Tuesday, 20 June 2006

7:00 pm

Photo of Catherine MurphyCatherine Murphy (Kildare North, Independent)

I welcome the opportunity to speak to this very important motion. There is a problem in my constituency with practical implications. Kildare County Council's civic amenity centre in Athy in south Kildare was not opened for well over a year after its construction because the resources did not exist to run it. This year the council has set aside €620,000 to run the centre and it anticipates a grant of €100,000 from the Government. The running cost will therefore be somewhere in the region of €500,000. The scheme cannot be run on the cheap and none of us expects that it can. If one takes a long-term view on the running of landfill sites, even closed ones, one will realise that recycling makes sense.
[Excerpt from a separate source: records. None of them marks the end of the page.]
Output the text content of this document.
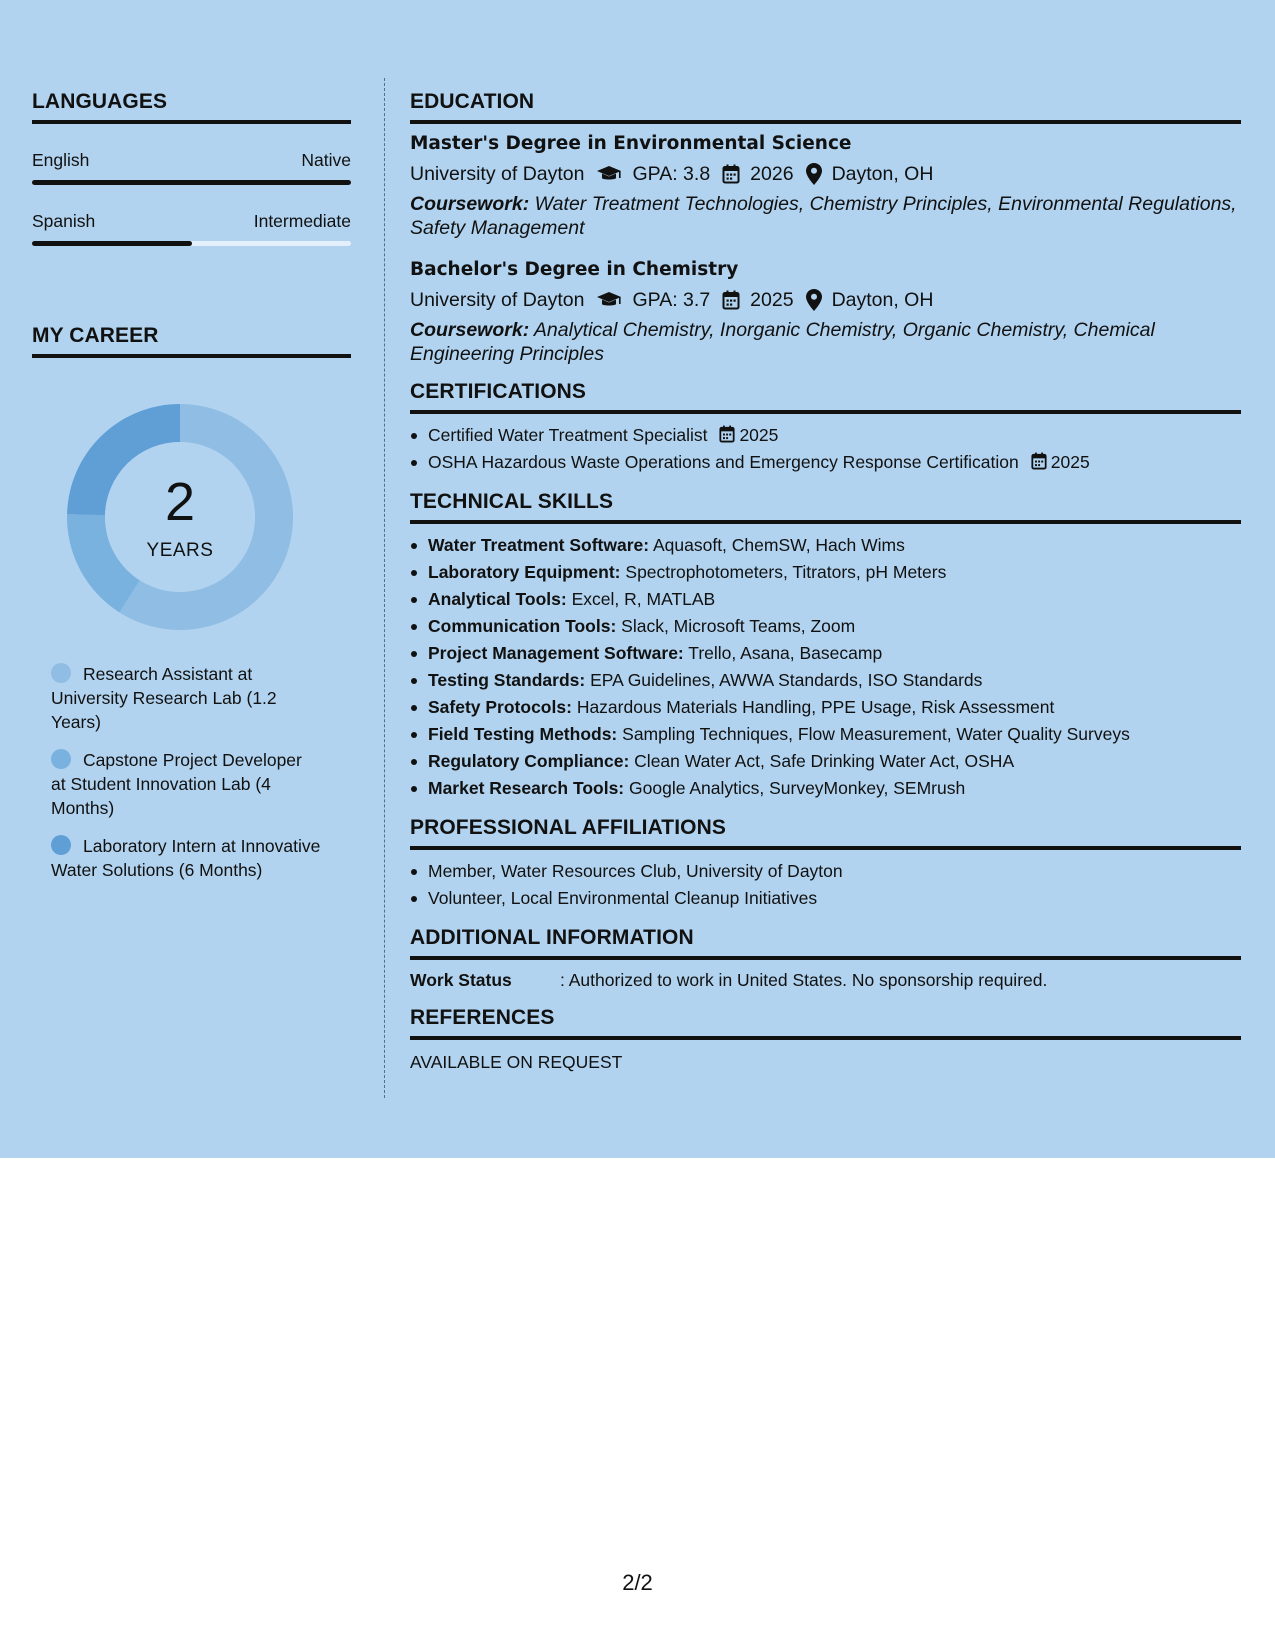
LANGUAGES
English	Native
Spanish	Intermediate
MY CAREER
2
YEARS
Research Assistant at University Research Lab (1.2 Years)
Capstone Project Developer at Student Innovation Lab (4 Months)
Laboratory Intern at Innovative Water Solutions (6 Months)
EDUCATION
Master's Degree in Environmental Science
University of Dayton GPA: 3.8 2026 Dayton, OH
Coursework: Water Treatment Technologies, Chemistry Principles, Environmental Regulations, Safety Management
Bachelor's Degree in Chemistry
University of Dayton GPA: 3.7 2025 Dayton, OH
Coursework: Analytical Chemistry, Inorganic Chemistry, Organic Chemistry, Chemical Engineering Principles
CERTIFICATIONS
Certified Water Treatment Specialist 2025
OSHA Hazardous Waste Operations and Emergency Response Certification 2025
TECHNICAL SKILLS
Water Treatment Software: Aquasoft, ChemSW, Hach Wims
Laboratory Equipment: Spectrophotometers, Titrators, pH Meters
Analytical Tools: Excel, R, MATLAB
Communication Tools: Slack, Microsoft Teams, Zoom
Project Management Software: Trello, Asana, Basecamp
Testing Standards: EPA Guidelines, AWWA Standards, ISO Standards
Safety Protocols: Hazardous Materials Handling, PPE Usage, Risk Assessment
Field Testing Methods: Sampling Techniques, Flow Measurement, Water Quality Surveys
Regulatory Compliance: Clean Water Act, Safe Drinking Water Act, OSHA
Market Research Tools: Google Analytics, SurveyMonkey, SEMrush
PROFESSIONAL AFFILIATIONS
Member, Water Resources Club, University of Dayton
Volunteer, Local Environmental Cleanup Initiatives
ADDITIONAL INFORMATION
Work Status	: Authorized to work in United States. No sponsorship required.
REFERENCES
AVAILABLE ON REQUEST
2/2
There is no civic amenity site in the entire constituency of Kildare North. Surveys conducted last year show some of the more enthusiastic proponents of recycling live in that constituency. The limited number of bottle, can and clothes banks were used extensively. Even if the council could cover the capital cost of a civic amenity site, it would not be in a position to run a second facility because it could not meet the cost. This is the reality.

The combined population of the towns of Leixlip, Celbridge, Maynooth and Kilcock, which form only part of the constituency, greatly exceeds the population of Waterford city. The cluster of Naas, Sallins, Kill and Clane, which have a combined population of approximately 35,000, warrants such a facility, yet there is none available. There is no point in driving 20 or 30 miles to such a facility because this defeats the entire purpose.
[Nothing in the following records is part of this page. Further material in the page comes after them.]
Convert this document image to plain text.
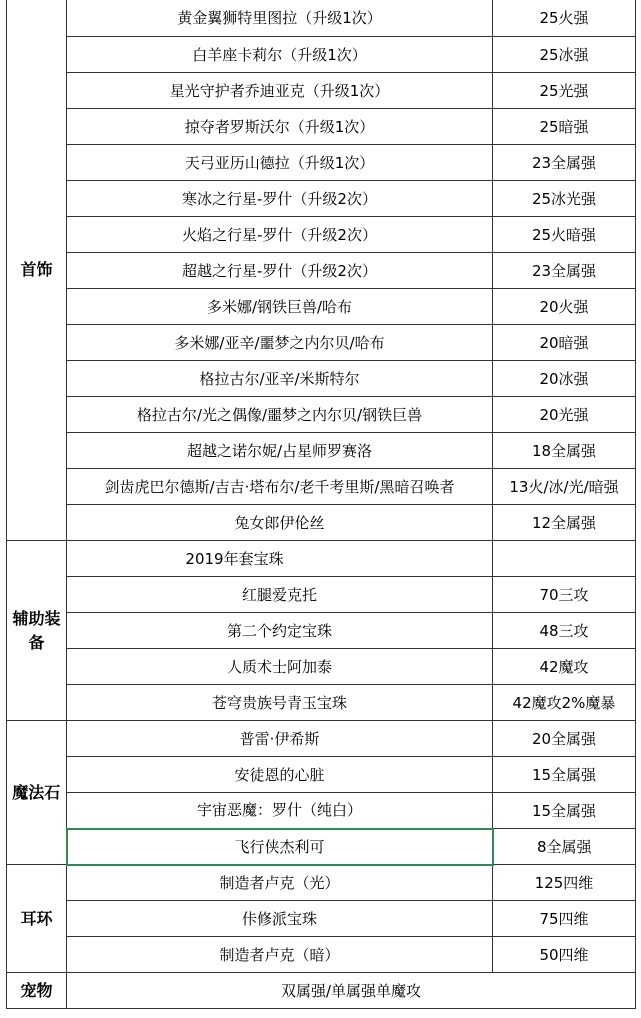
首饰	黄金翼狮特里图拉（升级1次）	25火强
	白羊座卡莉尔（升级1次）	25冰强
	星光守护者乔迪亚克（升级1次）	25光强
	掠夺者罗斯沃尔（升级1次）	25暗强
	天弓亚历山德拉（升级1次）	23全属强
	寒冰之行星-罗什（升级2次）	25冰光强
	火焰之行星-罗什（升级2次）	25火暗强
	超越之行星-罗什（升级2次）	23全属强
	多米娜/钢铁巨兽/哈布	20火强
	多米娜/亚辛/噩梦之内尔贝/哈布	20暗强
	格拉古尔/亚辛/米斯特尔	20冰强
	格拉古尔/光之偶像/噩梦之内尔贝/钢铁巨兽	20光强
	超越之诺尔妮/占星师罗赛洛	18全属强
	剑齿虎巴尔德斯/吉吉·塔布尔/老千考里斯/黑暗召唤者	13火/冰/光/暗强
	兔女郎伊伦丝	12全属强
辅助装备	2019年套宝珠	
	红腿爱克托	70三攻
	第二个约定宝珠	48三攻
	人质术士阿加泰	42魔攻
	苍穹贵族号青玉宝珠	42魔攻2%魔暴
魔法石	普雷·伊希斯	20全属强
	安徒恩的心脏	15全属强
	宇宙恶魔：罗什（纯白）	15全属强
	飞行侠杰利可	8全属强
耳环	制造者卢克（光）	125四维
	佧修派宝珠	75四维
	制造者卢克（暗）	50四维
宠物	双属强/单属强单魔攻	
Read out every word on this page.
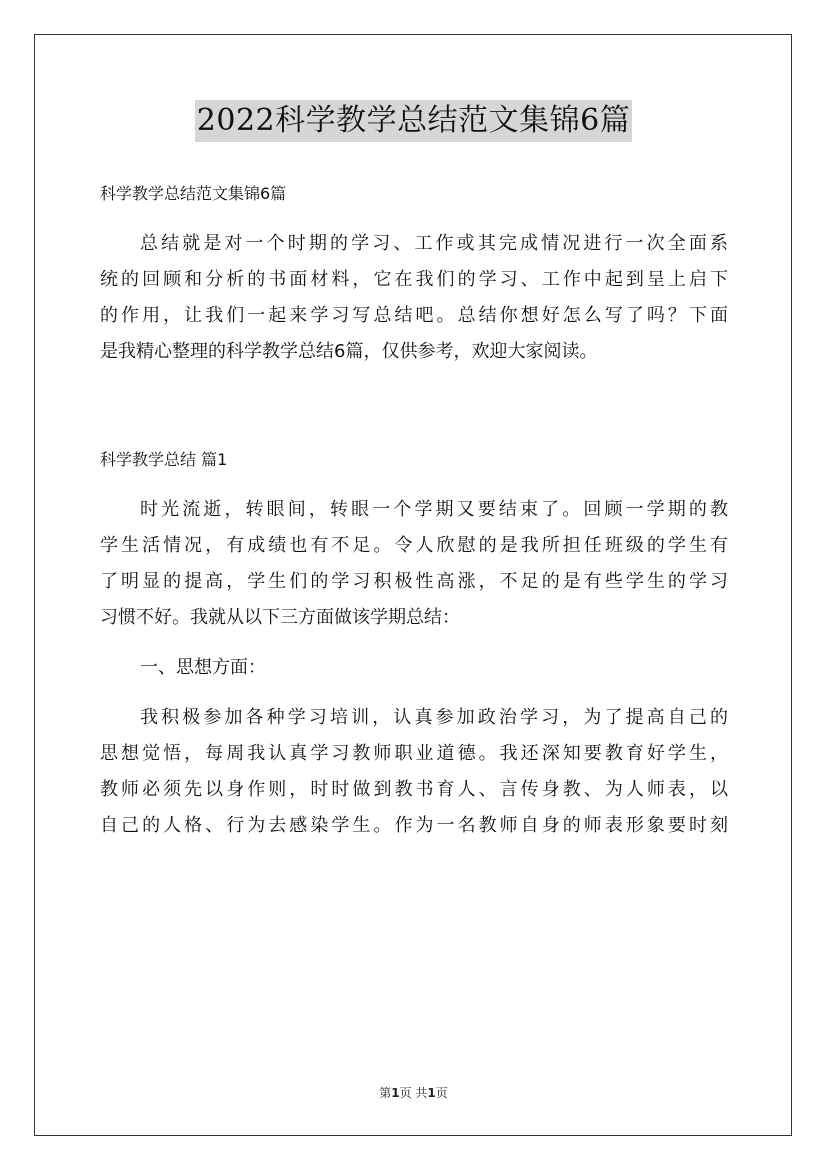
2022科学教学总结范文集锦6篇
科学教学总结范文集锦6篇
总结就是对一个时期的学习、工作或其完成情况进行一次全面系
统的回顾和分析的书面材料，它在我们的学习、工作中起到呈上启下
的作用，让我们一起来学习写总结吧。总结你想好怎么写了吗？下面
是我精心整理的科学教学总结6篇，仅供参考，欢迎大家阅读。
科学教学总结 篇1
时光流逝，转眼间，转眼一个学期又要结束了。回顾一学期的教
学生活情况，有成绩也有不足。令人欣慰的是我所担任班级的学生有
了明显的提高，学生们的学习积极性高涨，不足的是有些学生的学习
习惯不好。我就从以下三方面做该学期总结：
一、思想方面：
我积极参加各种学习培训，认真参加政治学习，为了提高自己的
思想觉悟，每周我认真学习教师职业道德。我还深知要教育好学生，
教师必须先以身作则，时时做到教书育人、言传身教、为人师表，以
自己的人格、行为去感染学生。作为一名教师自身的师表形象要时刻
第1页 共1页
Kildare County Council had to postpone the introduction of the brown bin facility because it does not have the finances to run it. The will exists but the infrastructure is woefully inadequate. Despite the impression that Kildare is a well-off county, it receives one of the lowest transfers from the local government fund per capita and it is the largest contributor per capita from the motor tax fund. Some 36% of all motor tax collected in Kildare is spent elsewhere. The council obviously cannot afford basic facilities.

Some years ago, Kilcock was identified as a location for a hazardous municipal waste incinerator. The €65 million proposal was to burn 150,000 tonnes of waste per year at a site 500 yards from the local primary school. I am thankful that An Bord Pleanála rejected the proposal in this case in 2000. Two positive results of the proposal were that people got together and adopted a more progressive approach to recycling and they informed themselves regarding the difficulties associated with incineration. These were the only positive outcomes of the proposal.